To be poor in the United States is not unusual. Half of Americans live under two times the poverty line. But the depth and persistence of poverty in America is unique among developed industrialized nations. The gap between the poor and the rich is bigger. Mobility—access to the American Dream—is less.
Born rich? You’ll more likely to die rich in the U.S. than in other countries. Born poor? You’re likelier to die poor.
“Miles Corak, an economist at the University of Ottawa, found that just 16 percent of Canadian men raised in the bottom tenth of incomes stayed there as adults, compared with 22 percent of Americans. Similarly, 26 percent of American men raised at the top tenth stayed there, but just 18 percent of Canadians.”
When family background determines your fate you look for other options. Like getting rid of the system that makes things that way for your kids and their kids. That’s what happened in France in 1789 and Russia in 1917 and China in 1949.
There is no better predictor of revolution than an absence of economic mobility.
Right-wing extremists dismiss empirical data with anecdotal evidence. “If America is so poor in economic mobility, maybe someone should tell all these people who still want to come to the U.S.,” Stuart Butler of the Heritage Foundation told the Times.

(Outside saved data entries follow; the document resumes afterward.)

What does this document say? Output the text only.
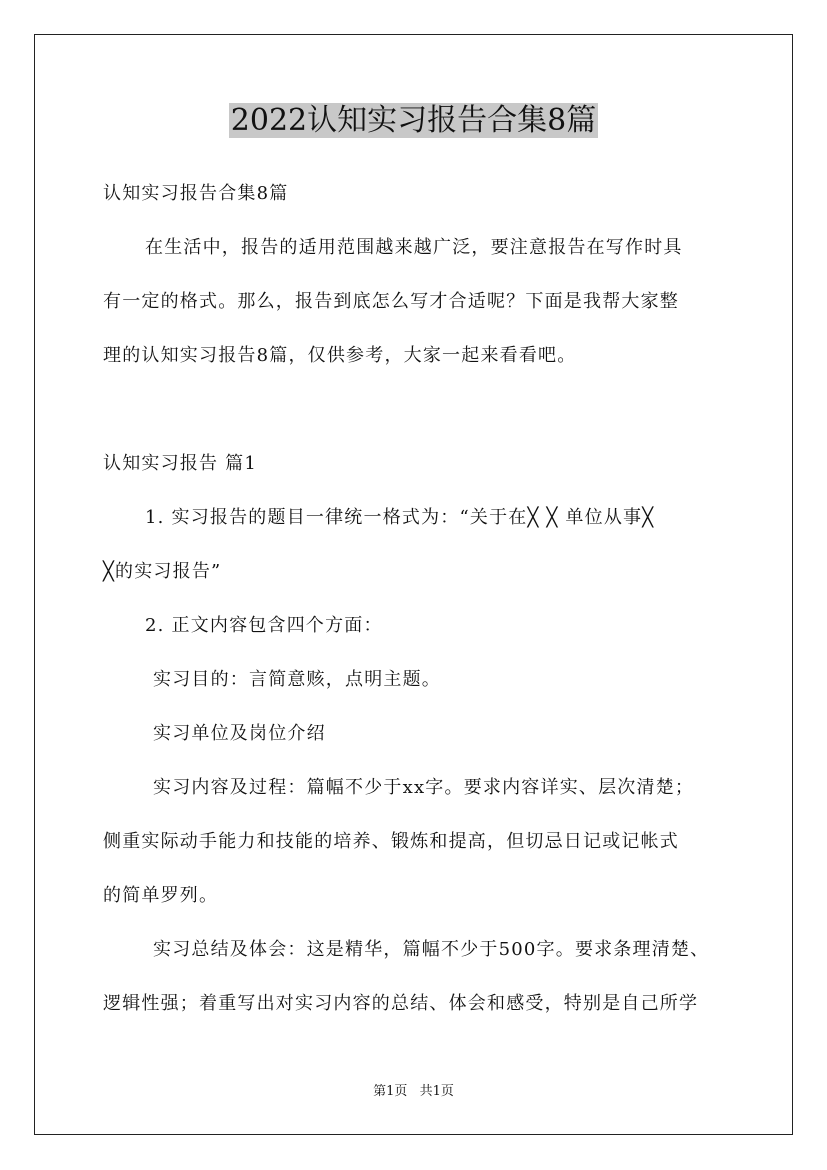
2022认知实习报告合集8篇
认知实习报告合集8篇
在生活中，报告的适用范围越来越广泛，要注意报告在写作时具
有一定的格式。那么，报告到底怎么写才合适呢？下面是我帮大家整
理的认知实习报告8篇，仅供参考，大家一起来看看吧。
认知实习报告 篇1
1. 实习报告的题目一律统一格式为：“关于在╳ ╳ 单位从事╳
╳的实习报告”
2. 正文内容包含四个方面：
实习目的：言简意赅，点明主题。
实习单位及岗位介绍
实习内容及过程：篇幅不少于xx字。要求内容详实、层次清楚；
侧重实际动手能力和技能的培养、锻炼和提高，但切忌日记或记帐式
的简单罗列。
实习总结及体会：这是精华，篇幅不少于500字。要求条理清楚、
逻辑性强；着重写出对实习内容的总结、体会和感受，特别是自己所学
第1页 共1页
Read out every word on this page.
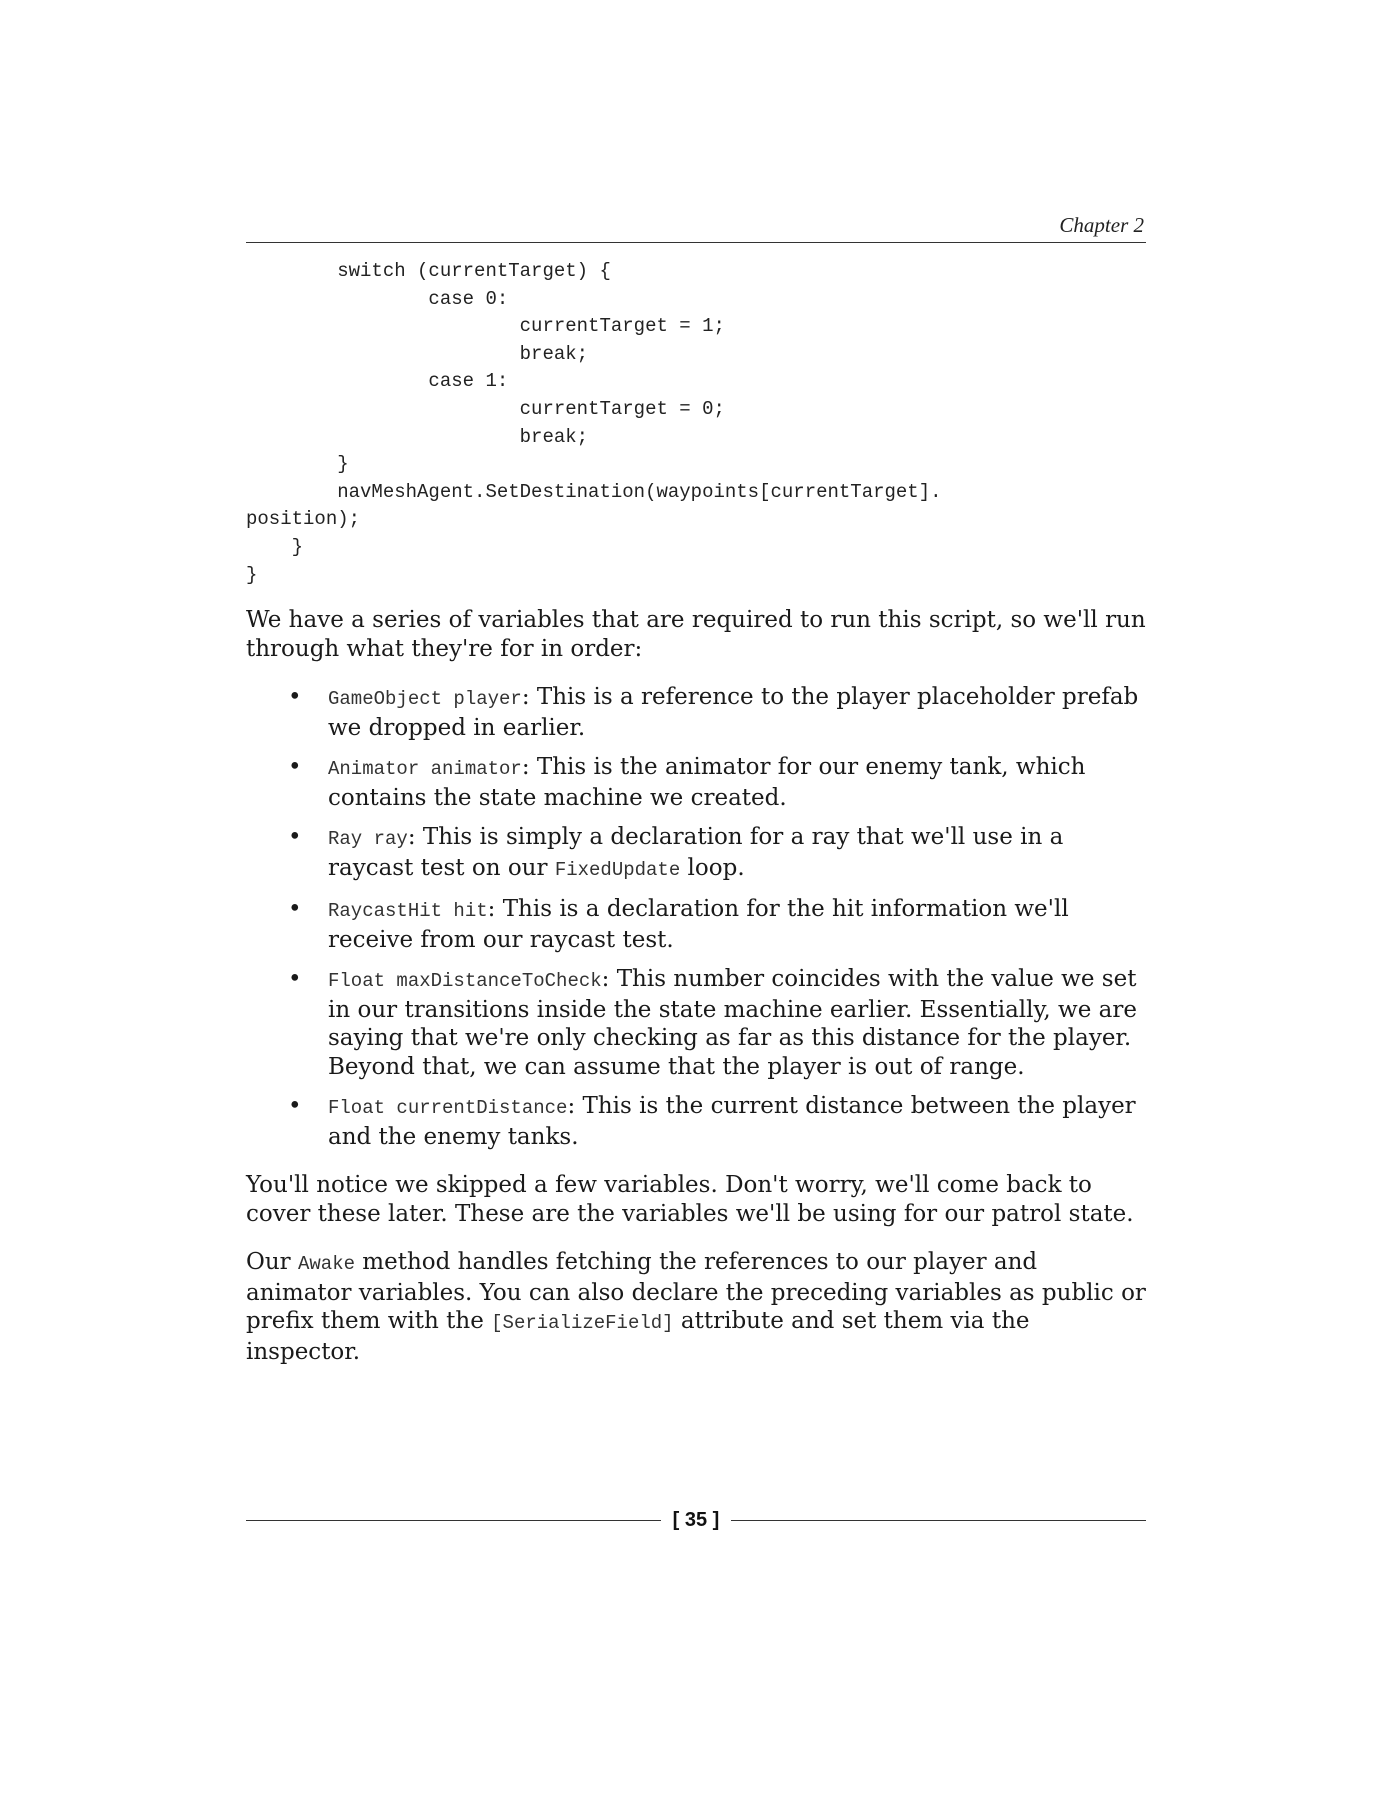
Chapter 2
switch (currentTarget) {
case 0:
currentTarget = 1;
break;
case 1:
currentTarget = 0;
break;
}
navMeshAgent.SetDestination(waypoints[currentTarget].
position);
}
}

We have a series of variables that are required to run this script, so we'll run through what they're for in order:

• GameObject player: This is a reference to the player placeholder prefab we dropped in earlier.
• Animator animator: This is the animator for our enemy tank, which contains the state machine we created.
• Ray ray: This is simply a declaration for a ray that we'll use in a raycast test on our FixedUpdate loop.
• RaycastHit hit: This is a declaration for the hit information we'll receive from our raycast test.
• Float maxDistanceToCheck: This number coincides with the value we set in our transitions inside the state machine earlier. Essentially, we are saying that we're only checking as far as this distance for the player. Beyond that, we can assume that the player is out of range.
• Float currentDistance: This is the current distance between the player and the enemy tanks.

You'll notice we skipped a few variables. Don't worry, we'll come back to cover these later. These are the variables we'll be using for our patrol state.

Our Awake method handles fetching the references to our player and animator variables. You can also declare the preceding variables as public or prefix them with the [SerializeField] attribute and set them via the inspector.

[ 35 ]
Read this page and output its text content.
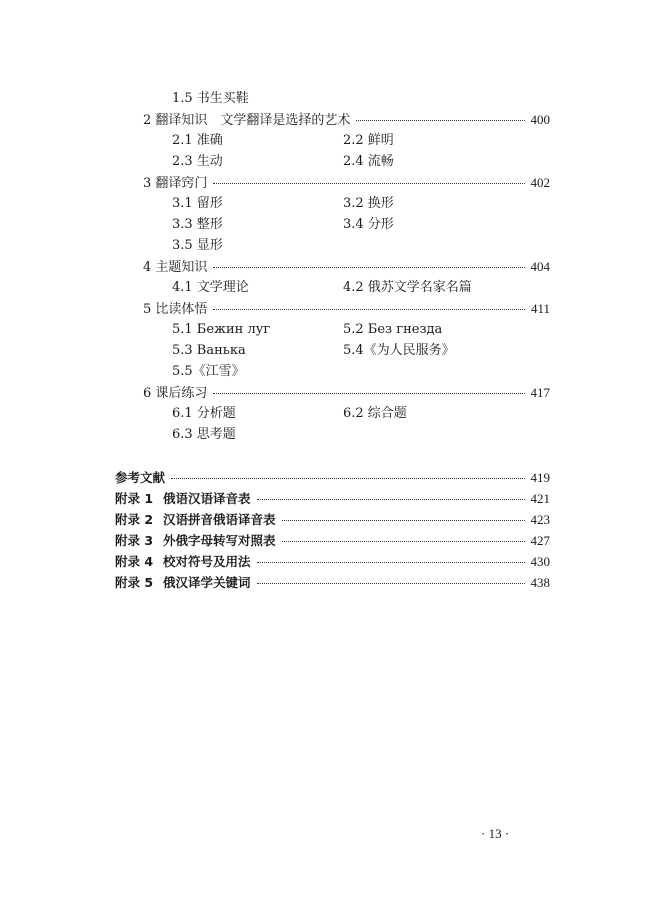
1.5 书生买鞋
2 翻译知识　文学翻译是选择的艺术	400
2.1 准确	2.2 鲜明
2.3 生动	2.4 流畅
3 翻译窍门	402
3.1 留形	3.2 换形
3.3 整形	3.4 分形
3.5 显形
4 主题知识	404
4.1 文学理论	4.2 俄苏文学名家名篇
5 比读体悟	411
5.1 Бежин луг	5.2 Без гнезда
5.3 Ванька	5.4《为人民服务》
5.5《江雪》
6 课后练习	417
6.1 分析题	6.2 综合题
6.3 思考题
参考文献	419
附录 1 俄语汉语译音表	421
附录 2 汉语拼音俄语译音表	423
附录 3 外俄字母转写对照表	427
附录 4 校对符号及用法	430
附录 5 俄汉译学关键词	438
· 13 ·
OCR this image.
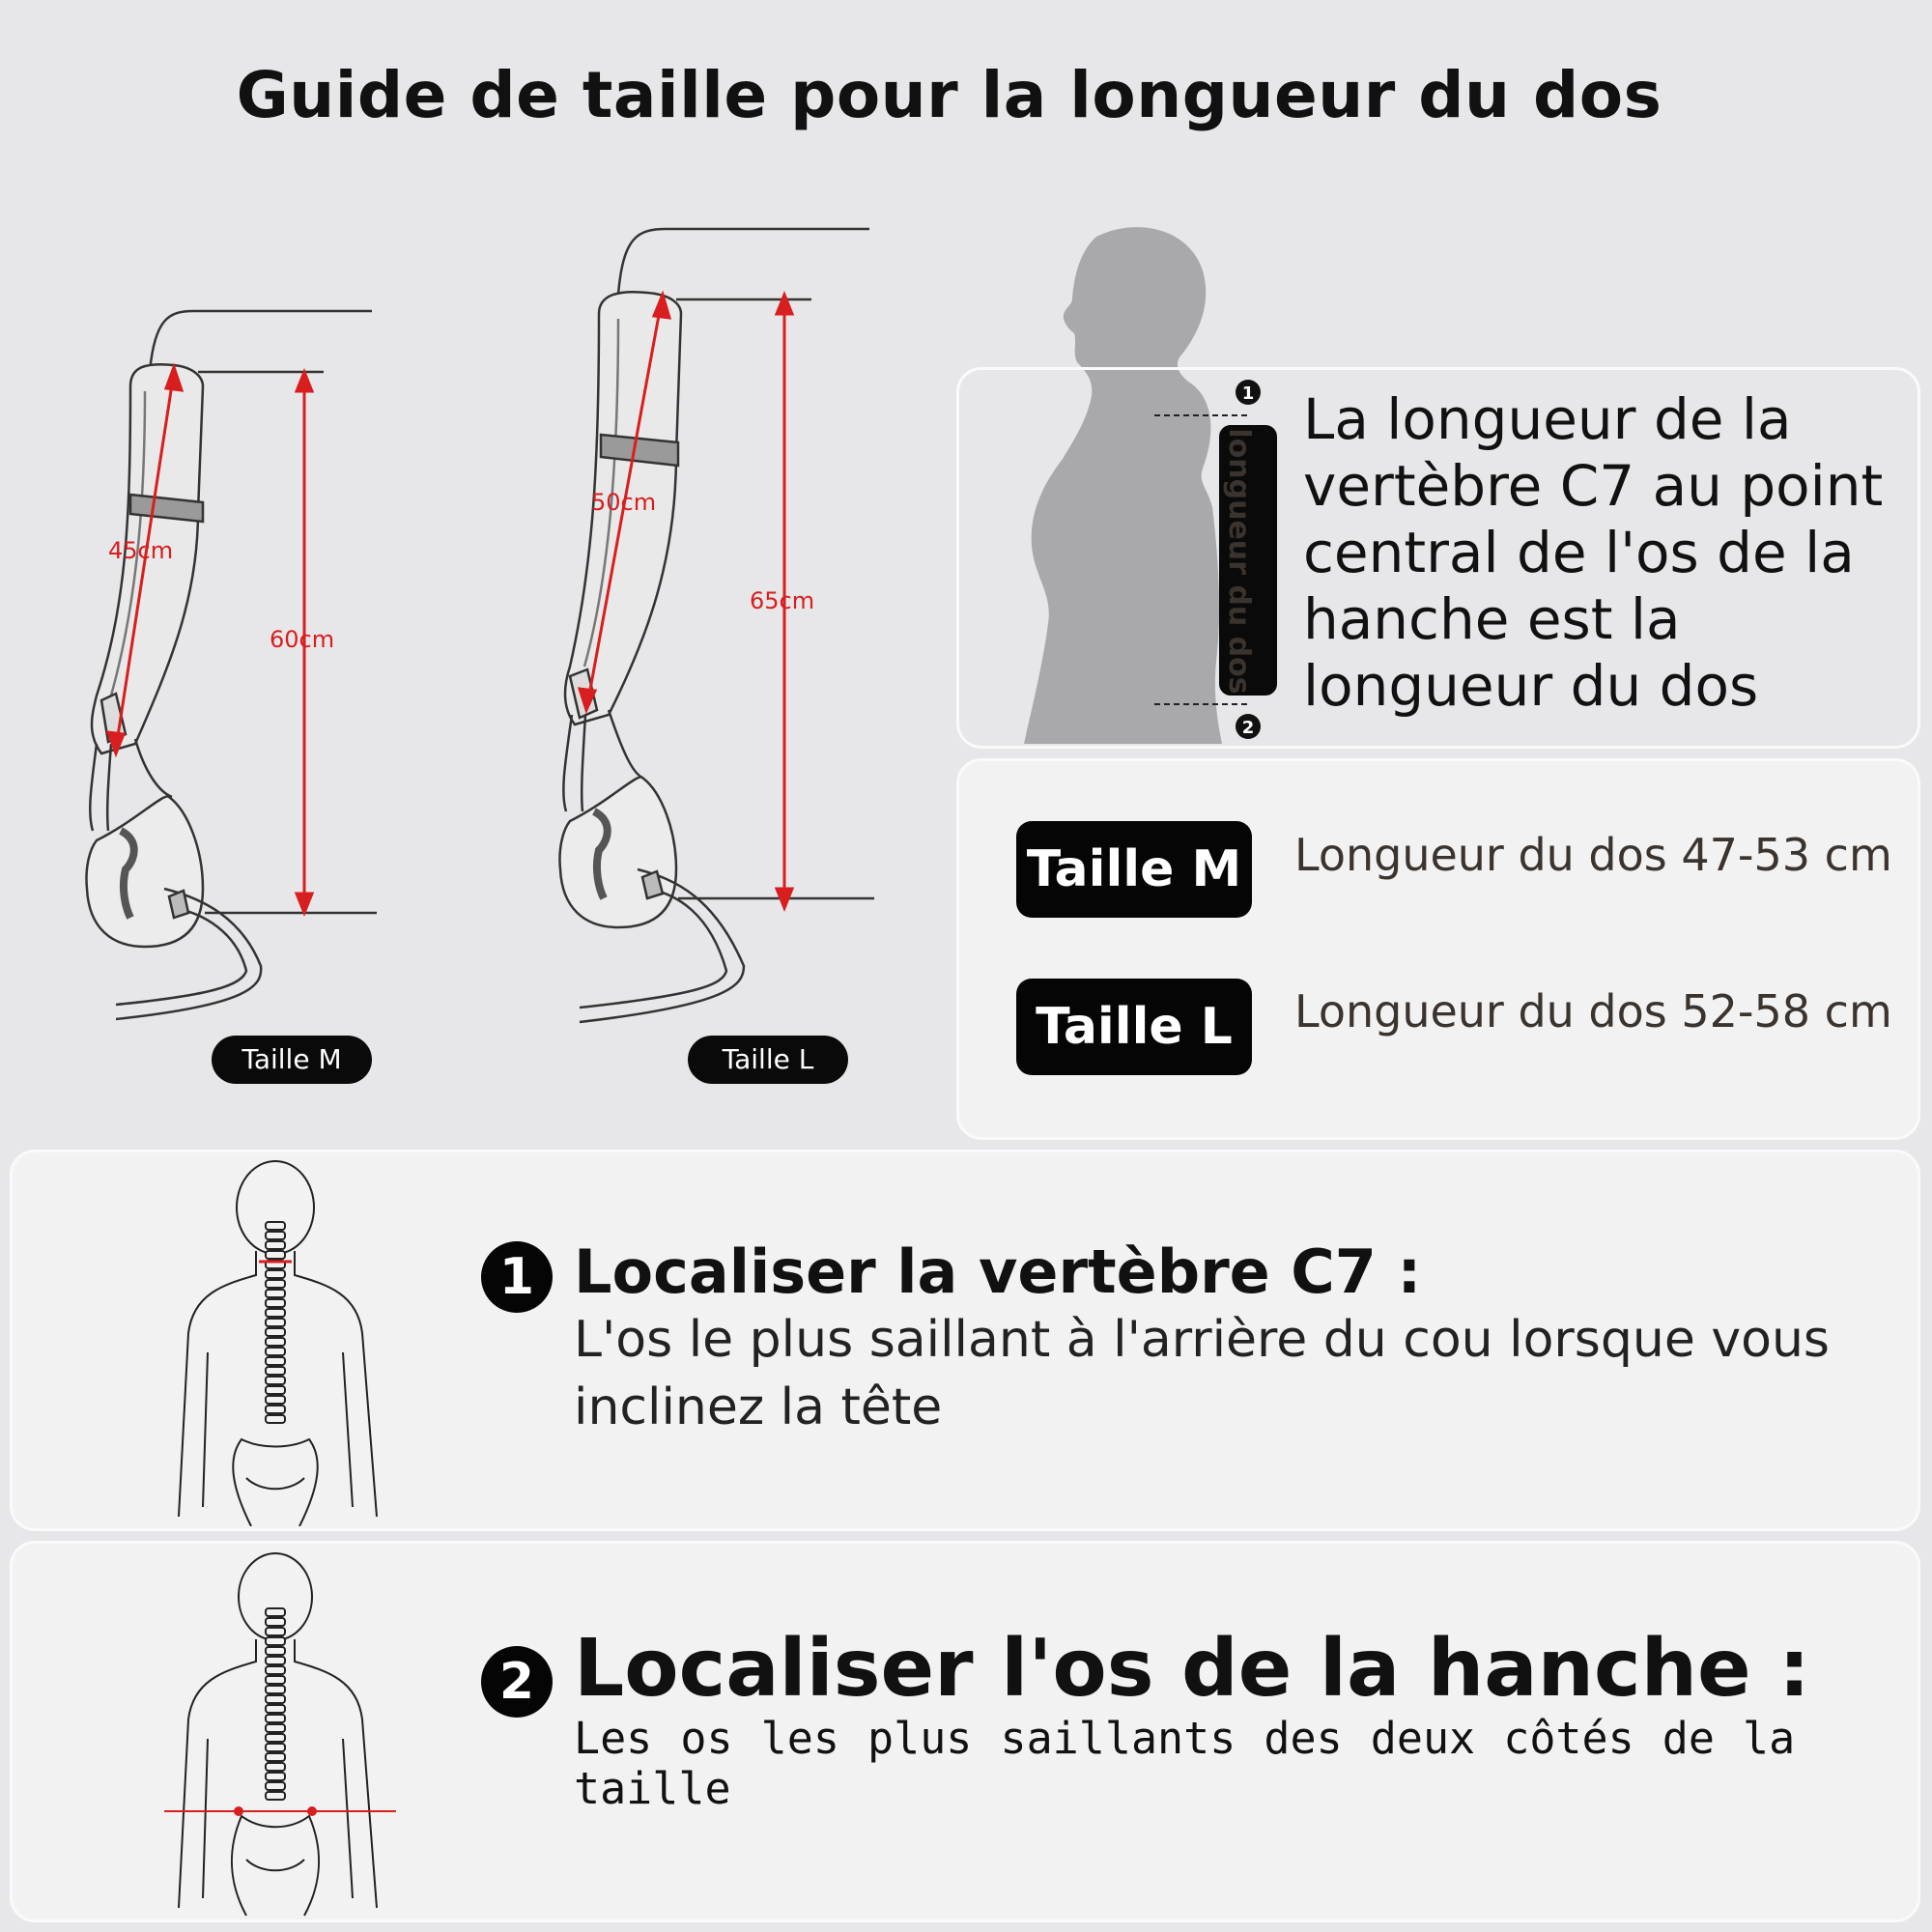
Guide de taille pour la longueur du dos
45cm
60cm
50cm
65cm
Taille M	Taille L
1
2
longueur du dos
La longueur de la vertèbre C7 au point central de l'os de la hanche est la longueur du dos
Taille M Longueur du dos 47-53 cm
Taille L	Longueur du dos 52-58 cm
1 Localiser la vertèbre C7 :
L'os le plus saillant à l'arrière du cou lorsque vous inclinez la tête
2 Localiser l'os de la hanche :
Les os les plus saillants des deux côtés de la taille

Most Americans are poor. They don’t need to read these studies. They’re living them. Which is why they want politicians to create big jobs programs, raise wages, establish permanent unemployment benefits (standard in Europe) and impose a moratorium on foreclosures. The polls are clear.
No one cares about Iran’s supposed nuclear weapons program.
Yet here we are in the heat of a presidential election year, and no candidate—not “liberal” Obama, not the weird Republican, Ron Paul, no one—is talking about the issues Americans care about.
During the 1930s and 1960s liberal leaders ended street protests by promising change. Why not now? Why isn’t anyone promising to address income inequality? They could lie and break their promises later.
First, the rich are feeling squeezed. The global capitalist system no longer has much room to expand. Emerging markets have emerged. Globalization is not only nearly out of steam, it’s allowing the weakest trading partners to drag down their healthier partners. Feeling squeezed, our rulers aren’t in the mood to be generous. They’d rather loot the scraps of the pending collapse than expand the social safety net.
Second, the ruling classes have fooled themselves into believing that they no longer need to exploit workers in order extract surplus value. They make their profits without us in massive arbitrage transactions that collect spreads from borrowed money. To be sure, it’s a bubble. It’ll burst. But it feels good now.
Third, the rich think they can insulate themselves from the roiling masses of the dispossessed, safe behind high-tech alarm systems inside their gated communities. Arrogance rules.
Louis XVI had good security too.
Finally, there has always been a division within the elites between enlightened liberals and hardass thieves. The liberals don’t like us; they fear us. So they try to keep us satisfied enough not to revolt. The thieves count on brute force—cops, pepper spray, camps—to keep the barbarians at bay. The balance of power has shifted decisively to the thieves—which is why figures like Obama can’t even pretend to care about the issues most important to the great majority of people.